You assumed I meant there was no difference between right & wrong, when what I actually wrote was there's no difference between "right & wrong" and defending your rights. The morality concept is self-evident, rather than being provided by an external force. What is right and what is wrong is pretty easy to see when you are being assaulted.
I actually miswrote what I was thinking. It's understandable given what I actually posted that you'd assume I was religious or otherwise crazy, since that sentence is just plain dumb on its face (the one I wrote).
What I actually meant to write was something along the lines of "in the absence of government, your rights are what you make of them." Right & wrong become pretty apparent when you step back, though there certainly can be a lot of gray area.
No, I don't believe the concept of rights come from a higher power or whoever has the most guns on their side. A good chunk of either camp doesn't believe in rights at all, simply preferring to have someone else tell them what is okay to do on a given day.
Many things have only been part of the world for a tiny part of history, and yet many of those are indisputably true when looked at neutrally. Just because an outlook is developed from societal norms does not make it valid. Many societies were/are indisputably corrupt and unjust. Those who support them and believe wholeheartedly in the application of their norms are still just as wrong when evaluated neutrally.
Just because others believe the king can arbitrarily initiate violence, I am still perfectly justified in defending myself. Anyone who believes I am wrong to do so does not have a rational perspective. Perhaps I was stupid to defend myself, but certainly was not inherently wrong to do so.
Overwhelming force does not make right, but pragmatism is not the point.
In the end, it's a philosophical argument, not a practical one.

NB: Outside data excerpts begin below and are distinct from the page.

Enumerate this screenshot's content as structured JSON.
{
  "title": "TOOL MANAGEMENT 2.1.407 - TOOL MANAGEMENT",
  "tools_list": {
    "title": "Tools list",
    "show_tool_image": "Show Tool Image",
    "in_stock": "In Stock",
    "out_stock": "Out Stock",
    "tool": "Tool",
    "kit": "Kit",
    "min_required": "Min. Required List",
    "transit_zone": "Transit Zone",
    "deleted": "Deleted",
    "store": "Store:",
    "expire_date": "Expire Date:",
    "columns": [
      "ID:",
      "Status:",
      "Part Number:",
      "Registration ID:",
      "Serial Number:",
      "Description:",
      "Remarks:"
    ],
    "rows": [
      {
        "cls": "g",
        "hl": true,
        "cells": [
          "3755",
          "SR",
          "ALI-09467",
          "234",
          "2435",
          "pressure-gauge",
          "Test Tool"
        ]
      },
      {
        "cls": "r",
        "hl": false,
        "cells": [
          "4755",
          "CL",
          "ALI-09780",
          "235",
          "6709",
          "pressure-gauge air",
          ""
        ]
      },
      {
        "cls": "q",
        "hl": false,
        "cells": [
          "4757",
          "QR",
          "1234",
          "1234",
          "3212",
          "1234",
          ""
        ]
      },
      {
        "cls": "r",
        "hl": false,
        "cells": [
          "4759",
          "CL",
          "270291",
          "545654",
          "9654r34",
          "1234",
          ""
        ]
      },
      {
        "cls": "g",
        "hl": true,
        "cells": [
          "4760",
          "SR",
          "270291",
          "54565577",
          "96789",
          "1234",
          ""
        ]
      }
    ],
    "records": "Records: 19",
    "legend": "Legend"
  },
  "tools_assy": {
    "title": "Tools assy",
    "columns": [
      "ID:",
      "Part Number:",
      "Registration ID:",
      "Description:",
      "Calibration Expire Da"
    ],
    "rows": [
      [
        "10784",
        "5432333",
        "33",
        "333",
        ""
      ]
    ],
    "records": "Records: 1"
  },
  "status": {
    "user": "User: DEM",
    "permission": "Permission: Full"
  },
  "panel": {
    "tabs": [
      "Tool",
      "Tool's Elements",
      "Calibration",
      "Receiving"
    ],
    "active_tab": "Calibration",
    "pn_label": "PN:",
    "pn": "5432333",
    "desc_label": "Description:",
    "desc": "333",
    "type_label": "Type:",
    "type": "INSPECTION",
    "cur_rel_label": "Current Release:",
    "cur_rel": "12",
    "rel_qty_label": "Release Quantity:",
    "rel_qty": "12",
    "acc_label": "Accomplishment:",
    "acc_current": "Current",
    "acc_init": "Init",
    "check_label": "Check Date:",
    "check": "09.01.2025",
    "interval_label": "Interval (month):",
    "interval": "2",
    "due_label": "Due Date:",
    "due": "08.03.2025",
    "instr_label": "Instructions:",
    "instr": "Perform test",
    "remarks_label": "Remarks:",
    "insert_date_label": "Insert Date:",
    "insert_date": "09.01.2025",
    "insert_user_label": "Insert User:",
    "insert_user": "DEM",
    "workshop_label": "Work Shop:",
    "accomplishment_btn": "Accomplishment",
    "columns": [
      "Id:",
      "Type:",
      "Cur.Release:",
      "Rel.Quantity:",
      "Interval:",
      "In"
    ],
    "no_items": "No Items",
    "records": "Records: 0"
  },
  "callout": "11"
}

In the absence of government (the premise behind "no" inherent rights requires they disappear with government) there is no difference between right & wrong, and the defense of what were previously "rights 'granted' by government." In that case, both definitions of "right" may as well be the same thing.
There are certain morals that are nearly universal, and a point where the concepts of roghts and morality are essentially the same thing. Calling something a right when there's a governing body to protect it and morality when you protect it yourself is silly.
Enforcement is questionable. Keeping your rights is ultimately up to you. That's not always possible, but you're never wromg to make the attempt.